What's Mine is Yours

No one really warns about how in becoming a parent whatever is yours essentially becomes theirs. The food we eat - all fair game. So the slice of toast left on the counter top while running to grab a sweater disappears just as quickly as the order of your room will unwind on a slow Sunday morning while you step out to water the plants. The bed made an hour ago scattered consistently with dirty socks and a trail of neon lego squares beneath your feet. The towels washed and hung last night rumpled and soiled by four filthy hands come lunch time. Candles carved with tiny canyons by a baby's curious fingernails. The furniture traced with permanent marker, walls etched in colored pencil. Coffee mugs chipped, window panes cracked. All your pretty dresses tangled up in the slink of shinny polyester super hero capes that keep appearing no matter how many times you went to put them in their rightful place.

The books torn or water logged from regular mid morning spills. Shoes mismatched. With one floating in leftover bathwater and the other one flung into the bushes beneath the front widow where all good things go to die.

A laptop paused to a post a new recipe highjacked to refresh the video on simple drone construction.  Two golden rings missing from a ceramic jewelry hand. Three records broken. One bag of chips in the pantry you stocked two days ago now all that remains.

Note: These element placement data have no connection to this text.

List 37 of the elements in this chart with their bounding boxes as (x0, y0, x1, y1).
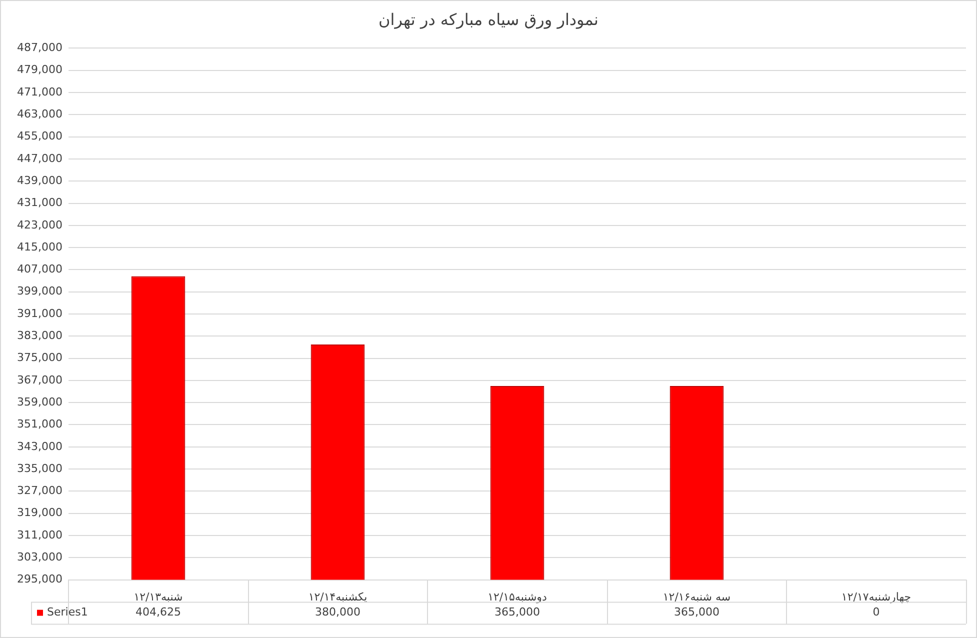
chart-title: نمودار ورق سیاه مبارکه در تهران (378, 10, 598, 29)
y-tick-label: 487,000 (16, 41, 62, 54)
y-tick-label: 343,000 (16, 440, 62, 453)
y-tick-label: 327,000 (16, 484, 62, 498)
y-tick-label: 319,000 (16, 506, 62, 520)
x-tick-label: سه شنبه۱۲/۱۶ (662, 590, 731, 604)
x-tick-label: شنبه۱۲/۱۳ (134, 590, 183, 604)
y-tick-label: 351,000 (16, 418, 62, 431)
legend-label: Series1 (47, 606, 88, 619)
y-tick-label: 383,000 (16, 329, 62, 342)
x-tick-label: یکشنبه۱۲/۱۴ (308, 590, 368, 604)
y-tick-label: 391,000 (16, 306, 62, 320)
y-tick-label: 423,000 (16, 218, 62, 232)
y-tick-label: 335,000 (16, 462, 62, 475)
y-tick-label: 447,000 (16, 152, 62, 165)
y-tick-label: 463,000 (16, 108, 62, 121)
y-tick-label: 415,000 (16, 240, 62, 254)
y-tick-label: 479,000 (16, 63, 62, 76)
y-tick-label: 431,000 (16, 196, 62, 210)
data-label: 365,000 (674, 606, 720, 619)
text: 0 (872, 606, 880, 619)
x-tick-label: چهارشنبه۱۲/۱۷ (841, 590, 912, 604)
y-tick-label: 359,000 (16, 395, 62, 408)
y-tick-label: 455,000 (16, 130, 62, 143)
data-label: 365,000 (494, 606, 540, 619)
y-tick-label: 367,000 (16, 373, 62, 386)
y-tick-label: 471,000 (16, 85, 62, 98)
y-tick-label: 399,000 (16, 284, 62, 298)
y-tick-label: 295,000 (16, 572, 62, 586)
y-tick-label: 439,000 (16, 174, 62, 187)
y-tick-label: 311,000 (16, 528, 62, 542)
data-label: 404,625 (135, 606, 181, 619)
y-tick-label: 407,000 (16, 262, 62, 276)
data-label: 380,000 (314, 606, 360, 619)
x-tick-label: دوشنبه۱۲/۱۵ (488, 590, 547, 604)
y-tick-label: 375,000 (16, 351, 62, 364)
y-tick-label: 303,000 (16, 550, 62, 564)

Everyday I watch all corners of my sparse and muted bedroom become a candy colored wasteland of disagreed toys pepped with gum wrappers and action figures welding weapons strewn around the floor, hot wheels hidden in the sheets when I turn in. Tiny crumbs on my pillow where I rest my head. Where I make the rounds picking up and putting away pieces of their boy hood eclipsing corners of my womanhood. Cursing the small crack in my perfume. Begrudging the chocolate they found and devoured before I even had the chance. Fantasizing about long baths without the wild limbed baby taking note and climbing in.

What's ours is theirs. The unwritten rule of motherhood we come to accept because in reality we wouldn't have it any other way. And I suppose we know (behind what frustrations these fleeting days come to ignite) that a quiet clean house awaits us down the line, at the end of it all. When they've grown and gone and there's little left to pick up then except our selfs, and maybe a few of those old folded interests we clung to in the younger days of youth, days before they arrived to clutter up and change the game (and our hearts) for good.